Guest’s comments echoes that of Australand CEO Bob Johnson, who told the Australian Property Institute’s Pan Pacific Congress in October that the scarcity of investment grade stock meant companies have to adopt different strategies and Australand has decided to “develop into the cycle” rather than compete with existing players for assets.
This strategy delivered results for the group, such as 357 Collins St in Melbourne’s CBD, which has secured the Commonwealth Bank as a major tenant. 357 Collins St was famously dubbed the “ghost” office building, standing vacant for over a decade before Australand bought it in 2010 from a Chinese investor Maxicity for $45 million.
LaSalle Investment Management is not only providing an outlook, it is walking the talk ahead of everybody else. Earlier this year, LaSalle commenced work on the $60 million redevelopment of Kippa-Ring shopping centre, 27km north-east of the Brisbane CBD. It bought the 40-year old centre in October 2010 for $22.7 million.
And last year it splurged $200 million on the Novotel on Collins hotel and Australia on Collins shopping centre in the Melbourne CBD and prior to that, it bought the Sofitel Wentworth hotel in the Sydney CBD for $130 million from Tourism Asset Holdings Limited. TAHL paid $150 million for the hotel in April 2006 from City Freeholds.
Guest said CEOs and institutional investors are catching up to the idea of acquiring secondary real estate that require CAPEX, active management and return them to core.
In Australia, LaSalle Investment Management Alexandra Gray listed some of the best real estate opportunities. In the office sector, she said B-grade buildings in major CBDs will provide the best return as pricing of core assets remain sharp, making investors open to a slight widening in the definition of core. The secondary opportunities are in risk capital for development projects.
In the retail market, Gray said mismanaged neighbourhood and sub-regional centres with a non-discretionary tenant base continue to offer stable income yields.
“With less exposure to discretionary categories, these centres will be more resilient to growth in online spending,” she added.
Recently private equity giant Blackstone Group bought Sydney’s Top Ryde shopping centre for just $340 million, which was well below the $720 million it cost to build.
The centre has been on and off the market for the past two years, and was put up for sale in August this year by receivers Joseph Hayes and Jason Preston from McGrathNicol, on behalf of a syndicate of five banks. It was sold by Jones Lang LaSalle’s Simon Rooney.
It was placed in the hands of receivers in February last year after property magnate John Beville and his company Bellevista went into administration owing $900 million. In late 2010 Neville was in negotiations to sell the centre for $700 million but the deal did not go ahead.
In the industrial market, Gray said modern warehouses are attractive in Australia for core strategy, in particular facilities connected to major ports and infrastructure.
Meanwhile Gray said the best opportunities in the residential sector are inner urban developments in Sydney and Brisbane.
Guest said LaSalle Investment Management wants to acquire more hotels.
Guest said the strategy is to acquire assets that provide stable core-like returns but are not traditionally perceived as core.

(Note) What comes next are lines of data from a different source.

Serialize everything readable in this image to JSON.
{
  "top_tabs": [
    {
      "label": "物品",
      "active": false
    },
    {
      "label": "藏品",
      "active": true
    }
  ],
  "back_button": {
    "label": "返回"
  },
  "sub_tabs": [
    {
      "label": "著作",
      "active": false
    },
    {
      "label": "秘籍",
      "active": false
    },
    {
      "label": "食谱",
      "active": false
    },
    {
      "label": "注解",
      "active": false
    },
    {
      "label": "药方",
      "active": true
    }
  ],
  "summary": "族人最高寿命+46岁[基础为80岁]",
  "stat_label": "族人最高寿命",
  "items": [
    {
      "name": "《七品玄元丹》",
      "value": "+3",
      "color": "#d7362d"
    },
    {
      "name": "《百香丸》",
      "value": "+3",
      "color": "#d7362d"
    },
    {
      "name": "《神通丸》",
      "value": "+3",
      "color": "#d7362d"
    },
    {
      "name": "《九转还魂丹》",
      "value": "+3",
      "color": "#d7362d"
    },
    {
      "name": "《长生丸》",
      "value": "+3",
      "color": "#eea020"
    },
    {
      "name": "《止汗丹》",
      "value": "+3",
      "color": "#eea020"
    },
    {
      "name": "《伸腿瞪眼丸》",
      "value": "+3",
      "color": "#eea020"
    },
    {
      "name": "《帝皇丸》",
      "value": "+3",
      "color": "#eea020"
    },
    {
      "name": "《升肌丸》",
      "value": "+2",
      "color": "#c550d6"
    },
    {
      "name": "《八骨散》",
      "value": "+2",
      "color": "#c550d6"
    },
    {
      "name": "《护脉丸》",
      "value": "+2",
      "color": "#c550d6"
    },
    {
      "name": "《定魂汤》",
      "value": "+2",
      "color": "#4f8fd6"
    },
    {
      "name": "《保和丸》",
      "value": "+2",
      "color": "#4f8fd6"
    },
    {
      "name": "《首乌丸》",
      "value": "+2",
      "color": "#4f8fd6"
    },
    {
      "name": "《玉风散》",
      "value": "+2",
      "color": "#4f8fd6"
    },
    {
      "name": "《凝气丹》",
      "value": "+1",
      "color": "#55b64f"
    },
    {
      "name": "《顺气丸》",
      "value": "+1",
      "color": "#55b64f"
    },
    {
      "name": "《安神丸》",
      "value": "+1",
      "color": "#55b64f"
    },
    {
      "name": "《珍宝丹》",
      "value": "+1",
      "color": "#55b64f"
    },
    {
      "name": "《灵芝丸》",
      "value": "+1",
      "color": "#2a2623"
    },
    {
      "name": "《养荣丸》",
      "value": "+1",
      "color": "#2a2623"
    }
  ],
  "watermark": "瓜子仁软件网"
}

In Australia, the hotel property market has outperformed the office, industrial and retail markets in the 12 months to September.
According to IPD Australia’s Australian Commercial Property Index, despite posting a significant decline of 620bps over the year, the hotel sector delivered a total return of 11.4% — compared to the four sectors average of 9.7%, 10.1% for the office sector, 9.8 for the industrial sector and 8.8% for the retail market.
“In hotels, top performers will be 3-4 star hotels in core business hubs for income, while some growth returns can be achieved by delivering limited service hotels in supply constrained major markets,” Guest said.